Cinéma

Un pont entre deux rives : Passé simple

Un pont entre deux rives commence et s’achève sur des images cousines, celles d’une petite ville normande vue de loin, mais pas suffisamment pour ne pas apercevoir une femme qui, au début, sort d’un cinéma avec son fils, et, à la fin, s’apprête à partir au volant d’une voiture. Entre les deux, on assiste au parcours de Mina (Carole Bouquet), mère complice de son fils de 15 ans (Stanislas Crevillen) et épouse d’un maçon (Gérard Depardieu), qui travaille sur le chantier de Tancarville, à l’époque, en 1962, destiné à être le plus grand pont d’Europe. Elle fait des ménages chez une riche amie, et tue le temps au cinéma où elle rencontrera Matthias (Charles Berling), ingénieur du fameux pont, hébergé chez la riche amie de Mina – comme ça tombe bien. Pas besoin de vous faire un dessin: un homme, une femme, chabadabada…

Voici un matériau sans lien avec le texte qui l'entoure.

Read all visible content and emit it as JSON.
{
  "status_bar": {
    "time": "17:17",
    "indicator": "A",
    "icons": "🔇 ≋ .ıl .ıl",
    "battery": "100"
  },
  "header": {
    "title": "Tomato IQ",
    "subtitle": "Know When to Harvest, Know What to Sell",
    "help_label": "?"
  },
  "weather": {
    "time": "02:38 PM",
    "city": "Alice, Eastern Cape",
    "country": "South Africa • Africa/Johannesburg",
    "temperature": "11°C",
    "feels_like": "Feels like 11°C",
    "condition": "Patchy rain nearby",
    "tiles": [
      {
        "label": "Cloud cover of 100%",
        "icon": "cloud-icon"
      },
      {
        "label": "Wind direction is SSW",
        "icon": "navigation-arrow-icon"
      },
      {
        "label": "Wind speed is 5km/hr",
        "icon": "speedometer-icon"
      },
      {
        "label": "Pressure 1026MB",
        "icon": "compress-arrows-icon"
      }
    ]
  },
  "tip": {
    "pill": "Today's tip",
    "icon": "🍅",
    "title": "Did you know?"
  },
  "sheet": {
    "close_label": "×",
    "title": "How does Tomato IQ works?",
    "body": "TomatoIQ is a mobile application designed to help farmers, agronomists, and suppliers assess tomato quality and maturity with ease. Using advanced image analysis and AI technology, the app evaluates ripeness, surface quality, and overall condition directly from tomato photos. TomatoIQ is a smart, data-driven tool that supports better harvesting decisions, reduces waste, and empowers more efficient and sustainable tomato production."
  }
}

La situation est classique, et le duo Depardieu et Frédéric Auburtin n’essaie pas de réinventer l’amour. Malgré sa beauté hors de l’ordinaire, Mina n’est pas une mangeuse d’hommes de province, pas plus qu’une Madame Bovary des années 60. C’est un personnage de femme on ne peut plus ordinaire, qui a de l’amour pour son fils, de la tendresse pour son mari, une vie intérieure qu’on devine riche et quelque peu muselée, et un appétit de vivre qu’elle sublime à travers Jules et Jim et West Side Story, ainsi que ses lectures. Là où ça cloche sérieusement, c’est quand on veut nous faire admettre qu’une femme ayant l’allure de Carole Bouquet a vécu 15 ans dans une petite ville sans faire de remous; qu’une aisance, une beauté, une assurance pareilles soient le fruit d’une vie passée à faire le ménage, la cuisine, etc. On n’y croit pas une seconde. Le talent de la «compagne de Gégé» n’est pas en cause, mais, avec son port de reine, son regard de top-modèle et son teint de pêche, Mina a plus l’air d’une Ava Gardner égarée au pays du Calva que d’une reine du foyer normande. Drôle de manie qu’ont certains cinéastes de vouloir à tout prix prendre des stars pour incarner madame Tout-le-monde. On se souvient encore de Deneuve, dans La Reine blanche, déguisée en ménagère, tablier maculé et mèche rebelle, en train d’éplucher des patates!

Devant la caméra, Depardieu nous refait le coup de la grosse bête blessée, quelque part entre Cyrano et Obélix. Et ça marche, tant le comédien parvient, en un seul regard, à habiter un personnage, à lui donner la transparence et l’opacité nécessaires. Derrière la caméra, Auburtin et Depardieu font dans la simplicité. Tout en ellipse, Un pont entre deux rives refuse l’effet et le moment de bravoure. Ça coule tout seul, distillant les grands sentiments et les petites trahisons, mettant l’accent sur la relation mère-fils (ouverture inédite et finement traitée de l’éternel triangle amoureux), et privilégiant la nuance. On a évoqué Truffaut et Pialat un peu vite pour ce film qui n’a ni l’habileté du premier ni la véracité du second, surtout dans certains dialogues littéraires, décalés, invraisemblables. Même un comédien de la trempe de Depardieu ne parvient pas à donner vie à une phrase telle que: «Même le soleil ne pourrait t’empêcher de partir.» Y a-t-il un acteur qui y parviendrait?

La recherche d’épuration et l’envie d’universel se sentent dans ce film qui se veut simple comme bonjour; mais la simplicité extrême demande une recherche, une rigueur, et un souci de vérité qu’on ne retrouve malheureusement pas ici. Reste une bluette pas méchante, mais sans conséquence.